2. The method for measuring the melting point of biphenyl crystals by Raman spectroscopy according to claim 1, wherein the transparent container is a quartz glass tube; the heating device comprises a heating table, a nickel-chromium heating wire, a temperature sensor and In the temperature controller, the quartz glass tube is fixed on the heating table with carbon glue, and the temperature sensor is also fixed on the heating table with carbon glue and is located near the quartz glass tube.

3. the method that utilizes Raman spectroscopy to measure biphenyl crystal melting point according to claim 2, is characterized in that, described temperature sensor is diode temperature sensor; The model of described temperature controller is Lakeshore335, and temperature control precision is 0.1K .

4 . The method for determining the melting point of biphenyl crystals by Raman spectroscopy according to claim 1 , wherein in the step (2), the heating temperature is stabilized between 300K and 360K at intervals of 5 K. 5 .

5 . The method for measuring the melting point of biphenyl crystals by using Raman spectroscopy according to claim 1 , wherein the device for measuring the Raman scattering spectrum of the biphenyl crystal samples in the step (3) comprises a laser, a plane mirror, a low temperature Wavenumber notch filter, objective lens, grating, charge-coupled element, imaging system, transflective film and PC terminal;

The laser light emitted by the laser is reflected by the plane mirror to the low wavenumber notch filter, and the high-purity light reflected by the low wavenumber notch filter is focused on the biphenyl crystal sample by a 20 times objective lens, and generated after interacting with the sample.

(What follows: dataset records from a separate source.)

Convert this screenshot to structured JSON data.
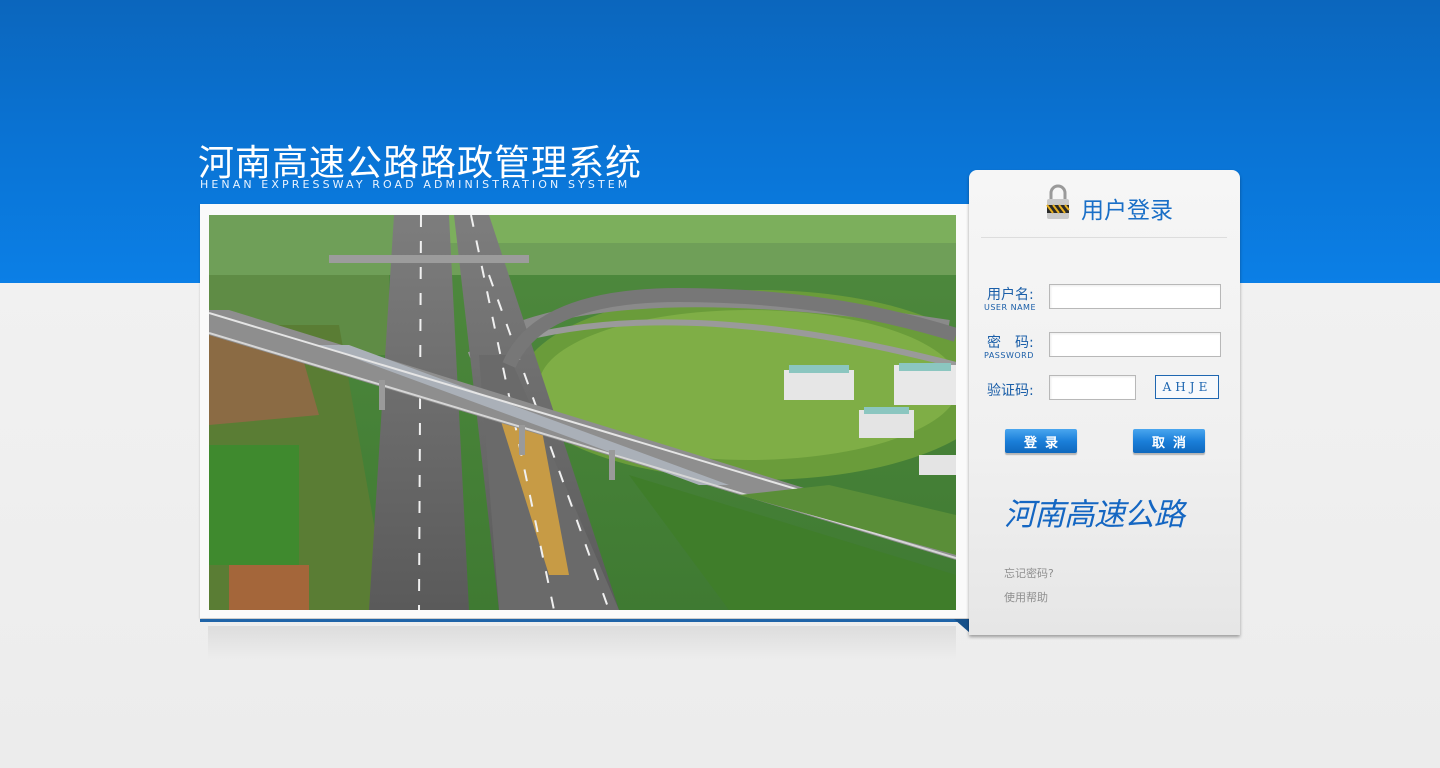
{
  "header": {
    "title_cn": "河南高速公路路政管理系统",
    "title_en": "Henan expressway road administration system"
  },
  "banner": {
    "icon": "highway-interchange-photo"
  },
  "login": {
    "title": "用户登录",
    "username_label_cn": "用户名:",
    "username_label_en": "User name",
    "username_value": "",
    "password_label_cn": "密　码:",
    "password_label_en": "Password",
    "password_value": "",
    "captcha_label": "验证码:",
    "captcha_value": "",
    "captcha_code": "AHJE",
    "login_button": "登录",
    "cancel_button": "取消",
    "signature_text": "河南高速公路",
    "forgot_password_link": "忘记密码?",
    "help_link": "使用帮助"
  },
  "colors": {
    "header_blue": "#0a72d2",
    "accent_blue": "#1a6fc7",
    "button_blue": "#1b7fd9",
    "page_gray": "#eeeeee"
  }
}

Raman scattered light, the scattered light returns to the grating through the low wavenumber notch filter, the light scattered by the grating is incident on the charge-coupled element, and the charge-coupled element transmits the received signal to the PC for processing and recording; A transflective film is set between the low wavenumber notch filter and the objective lens, part of the Raman scattered light passes through the transflective film to the low wavenumber notch filter and grating, and the other part is reflected by the transflective film To the imaging system, the imaging system transmits the received signal to the PC for processing and recording.

6. The method for measuring the melting point of biphenyl crystals by Raman spectroscopy according to claim 5, wherein the laser is a titanium-doped sapphire laser; the reflector is a silver-coated reflector; the low wavenumber notch The filter is a volume Bragg grating low wavenumber notch filter; the specification of the grating is 1200 g/mm; the imaging system is a thorlabs imaging camera; the transflective film reflects 45% of incident light and transmits 55% %; the device for measuring the Raman scattering spectrum of biphenyl crystal samples can measure the Raman spectrum with the lowest wave number of 5 cm ^-1 .

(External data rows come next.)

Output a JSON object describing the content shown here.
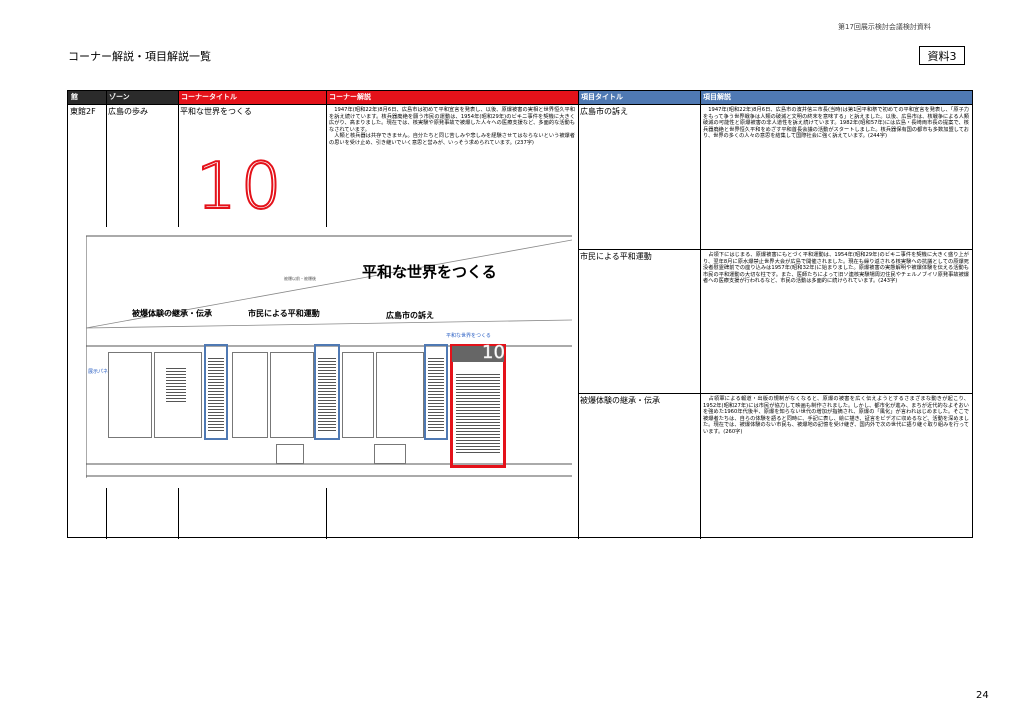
{
  "header": {
    "note": "第17回展示検討会議検討資料",
    "title": "コーナー解説・項目解説一覧",
    "badge": "資料3",
    "page_number": "24"
  },
  "table": {
    "headers": {
      "building": "館",
      "zone": "ゾーン",
      "corner_title": "コーナータイトル",
      "corner_desc": "コーナー解説",
      "item_title": "項目タイトル",
      "item_desc": "項目解説"
    },
    "building": "東館2F",
    "zone": "広島の歩み",
    "corner_title": "平和な世界をつくる",
    "corner_number": "10",
    "corner_desc": "　1947年(昭和22年)8月6日、広島市は初めて平和宣言を発表し、以後、原爆被害の実相と世界恒久平和を訴え続けています。核兵器廃絶を願う市民の運動は、1954年(昭和29年)のビキニ事件を契機に大きく広がり、高まりました。現在では、核実験や原発事故で被爆した人々への医療支援など、多面的な活動もなされています。\n　人類と核兵器は共存できません。自分たちと同じ苦しみや悲しみを経験させてはならないという被爆者の思いを受け止め、引き継いでいく意思と営みが、いっそう求められています。(237字)",
    "items": [
      {
        "title": "広島市の訴え",
        "desc": "　1947年(昭和22年)8月6日、広島市の濱井信三市長(当時)は第1回平和祭で初めての平和宣言を発表し、「原子力をもって争う世界戦争は人類の破滅と文明の終末を意味する」と訴えました。以後、広島市は、核戦争による人類破滅の可能性と原爆被害の非人道性を訴え続けています。1982年(昭和57年)には広島・長崎両市長の提案で、核兵器廃絶と世界恒久平和をめざす平和首長会議の活動がスタートしました。核兵器保有国の都市も多数加盟しており、世界の多くの人々の意思を結集して国際社会に強く訴えています。(244字)"
      },
      {
        "title": "市民による平和運動",
        "desc": "　占領下にはじまる、原爆被害にもとづく平和運動は、1954年(昭和29年)のビキニ事件を契機に大きく盛り上がり、翌年8月に原水爆禁止世界大会が広島で開催されました。現在も繰り返される核実験への抗議としての原爆死没者慰霊碑前での座り込みは1957年(昭和32年)に始まりました。原爆被害の実態解明や被爆体験を伝える活動も市民の平和運動の大切な柱です。また、医師たちによって旧ソ連核実験場周辺住民やチェルノブイリ原発事故被爆者への医療支援が行われるなど、市民の活動は多面的に続けられています。(243字)"
      },
      {
        "title": "被爆体験の継承・伝承",
        "desc": "　占領軍による報道・出版の規制がなくなると、原爆の被害を広く伝えようとするさまざまな動きが起こり、1952年(昭和27年)には市民が協力して映画も制作されました。しかし、都市化が進み、まちが近代的なよそおいを強めた1960年代後半、原爆を知らない世代の増加が指摘され、原爆の「風化」が言われはじめました。そこで被爆者たちは、自らの体験を語ると同時に、手記に表し、絵に描き、証言をビデオに収めるなど、活動を深めました。現在では、被爆体験のない市民も、被爆地の記憶を受け継ぎ、国内外で次の世代に語り継ぐ取り組みを行っています。(260字)"
      }
    ]
  },
  "panel": {
    "main_title": "平和な世界をつくる",
    "small_caption": "被爆以前・被爆後",
    "sub_inheritance": "被爆体験の継承・伝承",
    "sub_movement": "市民による平和運動",
    "sub_appeal": "広島市の訴え",
    "corner_label": "平和な世界をつくる",
    "left_label": "展示パネル",
    "corner_number": "10"
  },
  "colors": {
    "header_dark": "#2b2b2b",
    "header_red": "#e4121a",
    "header_blue": "#4f79b3",
    "accent_red": "#e4121a",
    "accent_blue": "#4f79b3"
  }
}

7 . The method for determining the melting point of biphenyl crystals by Raman spectroscopy according to claim 1 , wherein the step (3) uses a 488 nm laser to measure the Raman spectra of biphenyl crystals at different temperatures. 8 .

8 . The method for measuring the melting point of biphenyl crystals by Raman spectroscopy according to claim 1 , wherein in the step (3), the device for measuring the Raman scattering spectrum of the biphenyl crystal samples cannot take low wavenumber peaks. 9 . For the commercially available Raman device, the Raman spectrum of the sample is first measured with laser excitation, two peaks near 1280 cm ^-1 and 1600 cm ^-1 of the biphenyl crystal sample are measured, and the Lorentzian function is used to fit these two peaks. If the frequency, line width and intensity of these peaks jump around a certain temperature, the temperature is the melting point temperature.

9 . The method for determining the melting point of biphenyl crystals by Raman spectroscopy according to claim 1 , wherein the inert gas atmosphere in the container in step (1) is argon, and the oxygen content and the moisture content in the container are both argon. 10 . less than 0.1 ppm.